Unlocking the Secrets of Insulin
Discovering exactly how insulin interacts with cells could point researchers toward new, improved treatments for diabetes and other diseases.
By Alexander Gelfand
When Case Western Reserve’s Michael Weiss, MD, PhD, first began investigating insulin as a resident at the Brigham and Women’s Hospital in Boston in 1985, an adviser at Harvard Medical School tried to warn him off the topic. The adviser suggested that studying a protein whose mysteries already had been solved risked impairing the young scientist’s career.
Fortunately, he didn’t listen.
Earlier this year, Weiss and an international team of researchers produced the first 3-D image of the hormonereceptor complex to discover how insulin binds to the surface of cells. Their findings could lead to safer, more effective forms of insulin and possibly eliminate the need for insulin injections, carrying profound implications for diabetes patients.

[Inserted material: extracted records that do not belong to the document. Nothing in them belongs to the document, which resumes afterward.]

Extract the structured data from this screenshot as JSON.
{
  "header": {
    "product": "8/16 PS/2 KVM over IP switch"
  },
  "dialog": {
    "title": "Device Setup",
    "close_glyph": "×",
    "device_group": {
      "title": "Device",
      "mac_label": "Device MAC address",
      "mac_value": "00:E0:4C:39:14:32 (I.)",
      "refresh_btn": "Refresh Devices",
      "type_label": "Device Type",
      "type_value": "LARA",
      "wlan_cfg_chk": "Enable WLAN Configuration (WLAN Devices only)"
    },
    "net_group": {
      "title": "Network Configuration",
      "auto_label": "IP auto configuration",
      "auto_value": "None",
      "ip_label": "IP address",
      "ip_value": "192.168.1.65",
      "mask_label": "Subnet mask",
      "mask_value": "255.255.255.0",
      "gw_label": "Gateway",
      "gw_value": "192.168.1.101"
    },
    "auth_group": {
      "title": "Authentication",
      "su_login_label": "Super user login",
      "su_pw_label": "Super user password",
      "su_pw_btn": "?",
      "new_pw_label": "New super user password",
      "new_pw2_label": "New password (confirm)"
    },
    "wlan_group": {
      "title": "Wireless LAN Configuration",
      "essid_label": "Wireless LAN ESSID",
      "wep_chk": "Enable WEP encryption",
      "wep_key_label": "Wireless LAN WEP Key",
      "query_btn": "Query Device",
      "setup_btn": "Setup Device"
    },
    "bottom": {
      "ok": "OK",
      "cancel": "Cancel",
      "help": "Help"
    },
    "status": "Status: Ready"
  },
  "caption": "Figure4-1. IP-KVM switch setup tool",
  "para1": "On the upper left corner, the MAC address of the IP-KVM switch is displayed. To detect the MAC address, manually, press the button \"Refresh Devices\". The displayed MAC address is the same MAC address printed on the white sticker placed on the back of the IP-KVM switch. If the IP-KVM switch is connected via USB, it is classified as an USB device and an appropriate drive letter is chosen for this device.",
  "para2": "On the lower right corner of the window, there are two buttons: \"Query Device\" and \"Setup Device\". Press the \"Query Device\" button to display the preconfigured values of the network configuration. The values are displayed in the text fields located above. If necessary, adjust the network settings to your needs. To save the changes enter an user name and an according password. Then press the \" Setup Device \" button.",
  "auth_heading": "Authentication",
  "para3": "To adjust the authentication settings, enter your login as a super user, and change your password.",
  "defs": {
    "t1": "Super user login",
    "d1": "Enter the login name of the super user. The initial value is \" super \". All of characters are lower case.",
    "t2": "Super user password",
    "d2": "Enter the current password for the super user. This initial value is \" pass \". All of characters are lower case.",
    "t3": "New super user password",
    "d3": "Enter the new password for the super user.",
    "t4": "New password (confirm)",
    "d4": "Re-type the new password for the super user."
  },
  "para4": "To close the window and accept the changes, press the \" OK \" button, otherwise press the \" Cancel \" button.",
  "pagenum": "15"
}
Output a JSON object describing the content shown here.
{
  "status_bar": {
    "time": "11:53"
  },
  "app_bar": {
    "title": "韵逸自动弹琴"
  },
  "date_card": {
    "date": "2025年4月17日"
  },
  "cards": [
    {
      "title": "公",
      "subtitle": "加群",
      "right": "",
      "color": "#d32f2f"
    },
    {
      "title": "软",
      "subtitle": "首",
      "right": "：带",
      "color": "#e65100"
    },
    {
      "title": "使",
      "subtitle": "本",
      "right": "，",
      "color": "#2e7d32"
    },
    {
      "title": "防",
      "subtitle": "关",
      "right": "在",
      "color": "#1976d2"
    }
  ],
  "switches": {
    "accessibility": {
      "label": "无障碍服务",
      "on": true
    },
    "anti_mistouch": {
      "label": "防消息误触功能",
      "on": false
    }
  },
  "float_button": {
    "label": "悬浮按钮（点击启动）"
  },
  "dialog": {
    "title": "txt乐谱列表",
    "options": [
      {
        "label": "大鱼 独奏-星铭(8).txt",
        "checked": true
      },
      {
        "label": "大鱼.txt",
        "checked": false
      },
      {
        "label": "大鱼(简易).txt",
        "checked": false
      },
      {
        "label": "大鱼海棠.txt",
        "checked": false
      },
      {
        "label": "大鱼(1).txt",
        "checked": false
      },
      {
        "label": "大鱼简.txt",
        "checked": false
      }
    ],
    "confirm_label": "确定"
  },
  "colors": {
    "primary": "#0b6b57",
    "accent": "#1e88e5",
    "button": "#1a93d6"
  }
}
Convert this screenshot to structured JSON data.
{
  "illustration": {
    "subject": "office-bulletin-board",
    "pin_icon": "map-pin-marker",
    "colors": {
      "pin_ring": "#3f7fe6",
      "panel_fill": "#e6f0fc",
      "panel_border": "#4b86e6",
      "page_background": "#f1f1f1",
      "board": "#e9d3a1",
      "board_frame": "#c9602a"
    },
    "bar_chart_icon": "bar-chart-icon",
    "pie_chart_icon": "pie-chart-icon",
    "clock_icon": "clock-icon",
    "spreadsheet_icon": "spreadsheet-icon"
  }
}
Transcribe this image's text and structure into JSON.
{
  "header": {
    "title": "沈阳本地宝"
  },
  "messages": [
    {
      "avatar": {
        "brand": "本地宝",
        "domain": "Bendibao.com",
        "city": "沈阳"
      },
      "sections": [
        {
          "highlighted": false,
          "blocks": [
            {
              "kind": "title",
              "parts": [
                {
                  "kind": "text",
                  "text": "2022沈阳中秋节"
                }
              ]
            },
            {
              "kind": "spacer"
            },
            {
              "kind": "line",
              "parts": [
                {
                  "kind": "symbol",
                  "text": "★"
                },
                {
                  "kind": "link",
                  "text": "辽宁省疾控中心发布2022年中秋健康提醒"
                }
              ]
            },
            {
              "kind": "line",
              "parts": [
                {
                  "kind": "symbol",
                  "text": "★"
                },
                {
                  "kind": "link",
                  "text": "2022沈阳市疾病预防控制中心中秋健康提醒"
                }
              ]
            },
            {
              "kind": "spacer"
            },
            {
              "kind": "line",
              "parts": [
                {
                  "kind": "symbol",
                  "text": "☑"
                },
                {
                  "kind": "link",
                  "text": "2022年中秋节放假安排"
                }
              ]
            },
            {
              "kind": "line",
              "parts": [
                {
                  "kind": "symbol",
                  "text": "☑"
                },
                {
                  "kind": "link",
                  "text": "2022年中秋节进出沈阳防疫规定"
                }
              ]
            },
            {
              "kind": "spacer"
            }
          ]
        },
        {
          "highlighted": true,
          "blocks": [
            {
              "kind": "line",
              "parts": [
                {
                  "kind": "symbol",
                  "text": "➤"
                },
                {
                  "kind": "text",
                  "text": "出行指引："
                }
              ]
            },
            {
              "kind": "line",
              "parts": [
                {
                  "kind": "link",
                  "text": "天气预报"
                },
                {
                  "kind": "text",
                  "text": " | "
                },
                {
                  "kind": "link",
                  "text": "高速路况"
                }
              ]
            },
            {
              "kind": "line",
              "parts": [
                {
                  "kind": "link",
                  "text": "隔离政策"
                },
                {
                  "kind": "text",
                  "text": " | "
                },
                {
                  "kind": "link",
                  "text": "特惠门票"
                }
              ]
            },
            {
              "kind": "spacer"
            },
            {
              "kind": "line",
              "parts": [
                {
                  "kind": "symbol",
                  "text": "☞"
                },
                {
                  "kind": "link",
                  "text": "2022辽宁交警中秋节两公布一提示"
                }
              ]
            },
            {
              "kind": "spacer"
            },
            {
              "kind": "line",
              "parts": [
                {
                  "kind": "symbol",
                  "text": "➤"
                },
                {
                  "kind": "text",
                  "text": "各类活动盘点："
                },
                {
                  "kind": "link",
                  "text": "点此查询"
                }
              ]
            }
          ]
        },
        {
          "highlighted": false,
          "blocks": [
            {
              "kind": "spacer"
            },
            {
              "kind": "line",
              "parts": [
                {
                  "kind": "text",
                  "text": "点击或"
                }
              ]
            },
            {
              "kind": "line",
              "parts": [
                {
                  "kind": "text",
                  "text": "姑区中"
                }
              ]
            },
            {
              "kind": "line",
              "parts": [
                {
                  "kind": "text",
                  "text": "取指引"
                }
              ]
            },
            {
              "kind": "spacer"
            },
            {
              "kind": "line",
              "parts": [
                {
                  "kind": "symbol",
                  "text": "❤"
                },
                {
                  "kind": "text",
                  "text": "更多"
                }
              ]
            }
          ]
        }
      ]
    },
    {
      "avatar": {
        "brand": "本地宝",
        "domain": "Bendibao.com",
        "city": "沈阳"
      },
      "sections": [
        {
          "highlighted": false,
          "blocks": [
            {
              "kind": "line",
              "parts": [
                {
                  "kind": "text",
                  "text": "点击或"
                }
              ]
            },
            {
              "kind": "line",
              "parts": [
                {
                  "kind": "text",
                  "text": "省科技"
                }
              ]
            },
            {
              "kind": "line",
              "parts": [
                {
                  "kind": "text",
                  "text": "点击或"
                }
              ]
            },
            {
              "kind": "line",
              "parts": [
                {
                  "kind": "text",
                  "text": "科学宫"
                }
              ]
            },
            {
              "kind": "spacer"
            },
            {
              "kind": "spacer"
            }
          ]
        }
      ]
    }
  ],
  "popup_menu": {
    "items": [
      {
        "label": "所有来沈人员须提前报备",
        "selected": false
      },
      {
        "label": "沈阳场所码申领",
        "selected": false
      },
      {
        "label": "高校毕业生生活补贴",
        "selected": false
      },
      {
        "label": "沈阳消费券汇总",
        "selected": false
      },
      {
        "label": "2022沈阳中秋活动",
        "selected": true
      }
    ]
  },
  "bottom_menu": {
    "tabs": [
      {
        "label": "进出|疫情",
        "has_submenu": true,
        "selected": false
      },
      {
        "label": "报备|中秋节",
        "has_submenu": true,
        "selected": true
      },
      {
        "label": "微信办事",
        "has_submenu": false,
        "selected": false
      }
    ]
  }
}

"If something’s been done a thousand times, then you’re confident the
technique works. But if it’s a new approach, you get nervous.”"
Michael Weiss, MD, PHD
Discovered in 1921, insulin has been used to treat diabetes since 1922 and is taken by a large proportion of the 25.8 million Americans with the disease. Researchers began mapping its molecular structure—the key to understanding how the hormone functions in the body—in the late 1960s.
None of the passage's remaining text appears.